>Guerra contra o terror, 2: Equador escolhe o lado dos bandidos.

>Notícia do Estadão on-line:

O Governo colombiano pediu neste domingo, 2, desculpas ao Equador pela incursão na “zona de fronteira” de helicópteros e militares colombianos para verificar o que aconteceu na operação que terminou com a morte de “Raúl Reyes”, porta-voz internacional e número dois das Forças Armadas Revolucionárias da Colômbia (Farc). Minutos depois, o presidente equatoriano, Rafael Correa, anunciou a “expulsão imediata” do embaixador da Colômbia em Quito.
(…) “O Governo da República da Colômbia deseja apresentar ao Governo da República do Equador suas desculpas pela ação que se viu obrigado a antecipar na zona de fronteira” (…)
“O Governo colombiano nunca teve a pretensão ou a disposição de desrespeitar, vulnerar a soberania ou a integridade da irmã República do Equador (…)
Assegura o documento que na “ação” os militares colombianos recuperaram o corpo de Luis Edgar Devia, verdadeiro nome de “Raúl Reyes”, do comando das Farc, três computadores, documentos e correspondência do “terrorista”.
(…) Segundo o documento colombiano, com informações da inteligência, foi preparada “uma operação para atacar um lugar em território colombiano” onde estavam ‘Reyes’ e outros guerrilheiros das Farc.
(…) O Governo colombiano disse que perante a situação “foi indispensável que as tropas colombianas entrassem no território equatoriano para verificar o lugar de onde receberam disparos e ao qual atacaram”.
Ainda segundo o comunicado, os militares levaram os corpos de “Reyes” e outros rebeldes para o território colombiano para “evitar que a guerrilha os pegasse, cumprindo uma prática que costuma realizar, para acusar nossas forças de execuções extrajudiciais”.
(…) O Governo colombiano se comprometeu a indenizar os cidadãos equatorianos que possam ter sido afetados pelos ataques.
(…) Em resposta ao ataque colombiano, o presidente do Equador, Rafael Correa, anunciou a expulsão imediata do embaixador colombiano em Quito, Carlos Holguín, e o envio de tropas na fronteira com esse país.
(…) A decisão de Correa foi tomada horas depois de o presidente da Venezuela, Hugo Chávez, ter ordenado o envio de dez batalhões militares na fronteira do país com a Colômbia e o fechamento da embaixada venezuelana em Bogotá, acusando Bogotá de pôr a América do Sul à beira da guerra. “Nós não queremos guerra, mas não permitiremos que o império americano nem seu cachorro, o presidente (colombiano Álvaro) Uribe, nos divida”, disse. “Se a Colômbia fizer o mesmo na Venezuela, responderei enviando alguns Sukhois”, disse, referindo a aviões de guerra comprados recentemente da Rússia.

A situação na América Latina envolvendo as FARC é simples: há um grupo de assassinos, terroristas e traficantes de droga que opera à margem da lei e espalha a anarquia e o caos dentro da Colômbia.
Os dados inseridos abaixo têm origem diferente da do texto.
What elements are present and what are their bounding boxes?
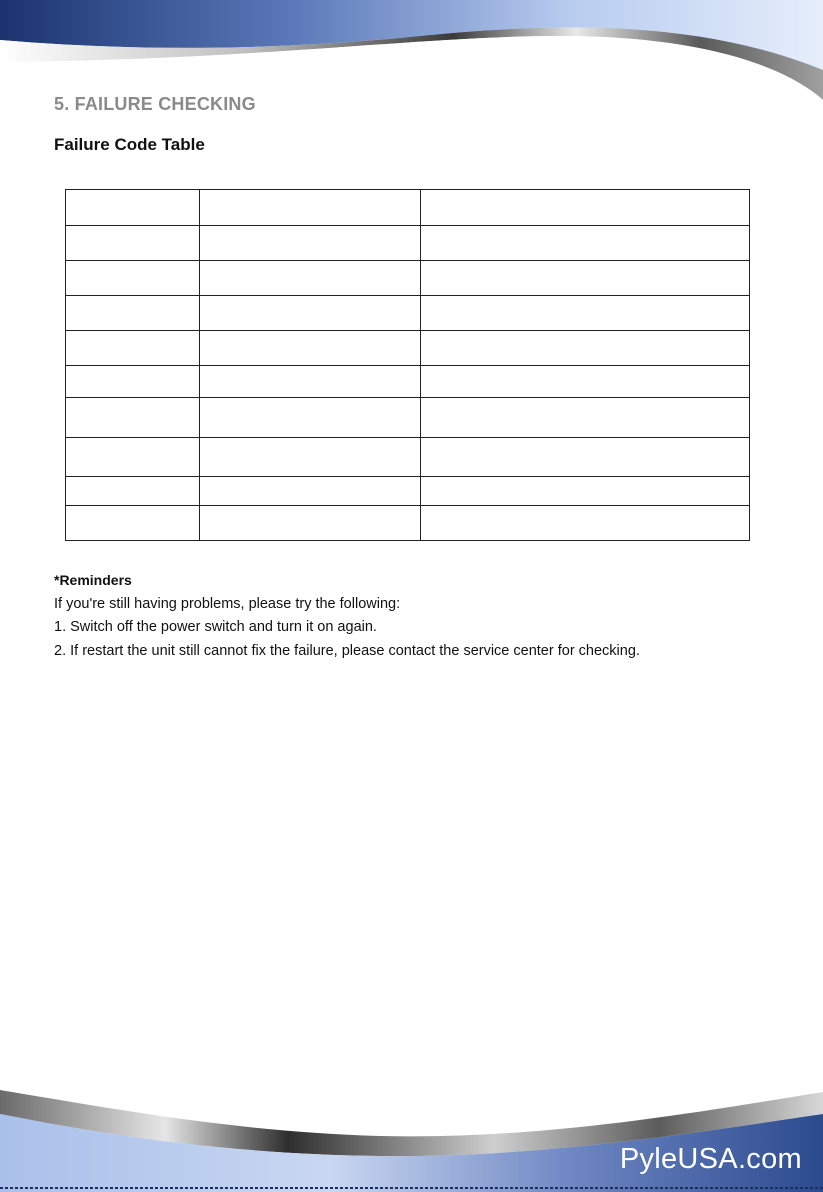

Esses bandoleiros que se dizem de esquerda são apenas escravos de um comunismo barato e ralé que nada mais tem de ideológico. Hoje, a tal “resistência contra o neoliberalismo” nada mais é que um manto para abrigar a escória da humanidade.

Diante de tal situação há aqueles que respeitam a democracia e seu sistema de liberdades e decidem enfrentar os bandidos, sem negociar e de forma dura e implacável. Essa é a única escolha correta. Não há possibilidade de saída negociada com a canalha. Qual a pauta? O que eles reivindicam? Onde fica a sede? Qual o CNPJ? Nada! São apenas uma quadrilha de traficantes baratos que tenta posar de defensores “dozoprimido”. Está correto Uribe e a Colômbia ao escolher o enfrentamento para defender a democracia.

Há, porém, aqueles que decidem ficar ao lado da corja e defender uma gentalha que estupra, mata e trafica droga. Rafael Correa e Hugo Chávez são um ótimo exemplo disso. A eles se pode somar o índio boliviano e certas eminências pardas do governo brasileiro, como Marco Aurélio Garcia. Esses acusam o governo democrático e atacado da Colômbia e se colocam de prontidão para defender os interesses dos bandidos. Escolheram o lado do crime e o demonstram agora sem nenhum pudor. Por que fazem isso? Não é segredo: todos se banham na mesma pocilga ideológica composta pelos dejetos do marxismo.

Fico imaginando o medo de Uribe diante da ameaça dos avioezinhos de Chávez. Há, há, há! Será que o caudilho vai querer competir com os caças top-gun dos EUA? Sim, final o governo americano não vai ficar assistindo um seu aliado ser acuado, não é?

Minha sentença para Correa e Chávez e simples e direta: quem se mistura com vagabundo é vagabundo também.